Now you should proceed to the Configure WORKSPACE and .bazelrc section to configure the build settings.
After you finish building the libraries, you can copy them to /host_dir inside the container so that you can access them on the host.
Set up build environment without Docker
Install Bazel and Android Prerequisites
Bazel is the primary build system for TensorFlow. To build with it, you must have it and the Android NDK and SDK installed on your system.
- Install the latest version of the Bazel build system.
- The Android NDK is required to build the native (C/C++) LiteRT code. The current recommended version is 25b, which may be found here.
- The Android SDK and build tools may be obtained here, or alternatively as part of Android Studio. Build tools API >= 23 is the recommended version for building LiteRT.
Configure WORKSPACE and .bazelrc
This is a one-time configuration step that is required to build the LiteRT
libraries. Run the ./configure
script in the root TensorFlow checkout
directory, and answer "Yes" when the script asks to interactively configure the ./WORKSPACE
for Android builds. The script will attempt to configure settings using the
following environment variables:
ANDROID_SDK_HOME
ANDROID_SDK_API_LEVEL
ANDROID_NDK_HOME
ANDROID_NDK_API_LEVEL
If these variables aren't set, they must be provided interactively in the script
prompt. Successful configuration should yield entries similar to the following
in the .tf_configure.bazelrc
file in the root folder:
build --action_env ANDROID_NDK_HOME="/usr/local/android/android-ndk-r25b"
build --action_env ANDROID_NDK_API_LEVEL="21"
build --action_env ANDROID_BUILD_TOOLS_VERSION="30.0.3"
build --action_env ANDROID_SDK_API_LEVEL="30"
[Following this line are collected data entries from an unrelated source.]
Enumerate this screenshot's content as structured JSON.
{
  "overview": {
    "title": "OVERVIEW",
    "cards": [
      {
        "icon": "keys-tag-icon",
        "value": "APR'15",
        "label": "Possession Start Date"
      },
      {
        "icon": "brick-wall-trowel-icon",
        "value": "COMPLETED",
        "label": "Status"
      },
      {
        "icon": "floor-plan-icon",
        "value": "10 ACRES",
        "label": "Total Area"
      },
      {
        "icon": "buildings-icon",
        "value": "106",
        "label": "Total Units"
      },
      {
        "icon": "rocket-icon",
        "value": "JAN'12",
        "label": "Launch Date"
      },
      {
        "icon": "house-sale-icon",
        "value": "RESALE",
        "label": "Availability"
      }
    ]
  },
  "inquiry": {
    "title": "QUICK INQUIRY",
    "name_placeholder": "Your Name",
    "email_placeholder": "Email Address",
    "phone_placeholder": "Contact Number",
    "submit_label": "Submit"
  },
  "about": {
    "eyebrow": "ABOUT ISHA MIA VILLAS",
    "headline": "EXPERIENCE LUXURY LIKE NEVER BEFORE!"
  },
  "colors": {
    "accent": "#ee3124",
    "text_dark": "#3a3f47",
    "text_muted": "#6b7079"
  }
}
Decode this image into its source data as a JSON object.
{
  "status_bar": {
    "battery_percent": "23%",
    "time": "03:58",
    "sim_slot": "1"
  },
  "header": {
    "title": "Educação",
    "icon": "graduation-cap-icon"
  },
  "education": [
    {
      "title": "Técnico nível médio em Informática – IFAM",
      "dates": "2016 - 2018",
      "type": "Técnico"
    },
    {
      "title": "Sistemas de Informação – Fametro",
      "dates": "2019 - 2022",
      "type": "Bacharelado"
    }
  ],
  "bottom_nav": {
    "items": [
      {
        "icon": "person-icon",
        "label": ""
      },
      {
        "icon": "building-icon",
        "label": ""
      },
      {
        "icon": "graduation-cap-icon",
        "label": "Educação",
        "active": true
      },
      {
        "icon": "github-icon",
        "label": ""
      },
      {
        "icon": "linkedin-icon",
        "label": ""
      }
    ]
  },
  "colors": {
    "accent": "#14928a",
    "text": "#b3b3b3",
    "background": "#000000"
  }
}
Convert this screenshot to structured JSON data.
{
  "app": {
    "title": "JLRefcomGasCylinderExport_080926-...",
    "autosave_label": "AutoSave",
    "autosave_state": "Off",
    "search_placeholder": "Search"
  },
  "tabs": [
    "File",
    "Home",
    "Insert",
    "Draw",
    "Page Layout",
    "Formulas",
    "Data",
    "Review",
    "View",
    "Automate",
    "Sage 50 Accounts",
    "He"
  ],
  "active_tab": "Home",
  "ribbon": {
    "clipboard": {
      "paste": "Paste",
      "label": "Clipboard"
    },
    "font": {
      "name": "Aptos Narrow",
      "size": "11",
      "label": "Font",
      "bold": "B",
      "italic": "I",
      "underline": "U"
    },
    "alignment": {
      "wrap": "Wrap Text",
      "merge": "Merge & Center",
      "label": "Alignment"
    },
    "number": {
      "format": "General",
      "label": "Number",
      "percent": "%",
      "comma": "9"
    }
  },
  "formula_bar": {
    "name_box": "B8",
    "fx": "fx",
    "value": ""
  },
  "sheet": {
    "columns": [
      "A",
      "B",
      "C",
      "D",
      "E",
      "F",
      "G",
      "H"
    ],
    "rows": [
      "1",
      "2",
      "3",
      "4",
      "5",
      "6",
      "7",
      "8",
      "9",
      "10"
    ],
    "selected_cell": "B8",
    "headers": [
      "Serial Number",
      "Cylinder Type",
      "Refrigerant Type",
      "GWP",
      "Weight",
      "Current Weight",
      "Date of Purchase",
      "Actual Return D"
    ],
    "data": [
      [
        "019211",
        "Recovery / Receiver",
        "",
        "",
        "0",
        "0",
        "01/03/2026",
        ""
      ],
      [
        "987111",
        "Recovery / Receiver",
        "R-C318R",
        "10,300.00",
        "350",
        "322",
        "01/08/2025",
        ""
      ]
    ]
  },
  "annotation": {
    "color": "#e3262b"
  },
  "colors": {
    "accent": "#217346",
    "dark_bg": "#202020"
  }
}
build --action_env ANDROID_SDK_HOME="/usr/local/android/android-sdk-linux"
Build and install
Once Bazel is properly configured, you can build the LiteRT AAR from the root checkout directory as follows:
bazel build -c opt --cxxopt=--std=c++17 --config=android_arm64 \
--fat_apk_cpu=x86,x86_64,arm64-v8a,armeabi-v7a \
--define=android_dexmerger_tool=d8_dexmerger \
--define=android_incremental_dexing_tool=d8_dexbuilder \
//tensorflow/lite/java:tensorflow-lite
This will generate an AAR file in bazel-bin/tensorflow/lite/java/
. Note
that this builds a "fat" AAR with several different architectures; if you don't
need all of them, use the subset appropriate for your deployment environment.
You can build smaller AAR files targeting only a set of models as follows:
bash tensorflow/lite/tools/build_aar.sh \
--input_models=model1,model2 \
--target_archs=x86,x86_64,arm64-v8a,armeabi-v7a
Above script will generate the tensorflow-lite.aar
file and optionally the
tensorflow-lite-select-tf-ops.aar
file if one of the models is using
Tensorflow ops. For more details, please see the
Reduce LiteRT binary size section.
Add AAR directly to project
Move the tensorflow-lite.aar
file into a directory called libs
in your
project. Modify your app's build.gradle
file to reference the new directory
and replace the existing LiteRT dependency with the new local library,
e.g.:
allprojects {
repositories {
mavenCentral()
maven { // Only for snapshot artifacts
name 'ossrh-snapshot'
url 'https://oss.sonatype.org/content/repositories/snapshots'
}
flatDir {
dirs 'libs'
}
}
}
dependencies {
compile(name:'tensorflow-lite', ext:'aar')
}
Install AAR to local Maven repository
Execute the following command from your root checkout directory:
mvn install:install-file \
-Dfile=bazel-bin/tensorflow/lite/java/tensorflow-lite.aar \
-DgroupId=org.tensorflow \
-DartifactId=tensorflow-lite -Dversion=0.1.100 -Dpackaging=aar
In your app's build.gradle
, ensure you have the mavenLocal()
dependency and
replace the standard LiteRT dependency with the one that has support
for select TensorFlow ops:
allprojects {
repositories {
mavenCentral()
maven { // Only for snapshot artifacts
name 'ossrh-snapshot'
url 'https://oss.sonatype.org/content/repositories/snapshots'
}
mavenLocal()
}
}
dependencies {
implementation 'org.tensorflow:tensorflow-lite:0.1.100'
}
Note that the 0.1.100
version here is purely for the sake of
testing/development. With the local AAR installed, you can use the standard
LiteRT Java inference APIs in your app code.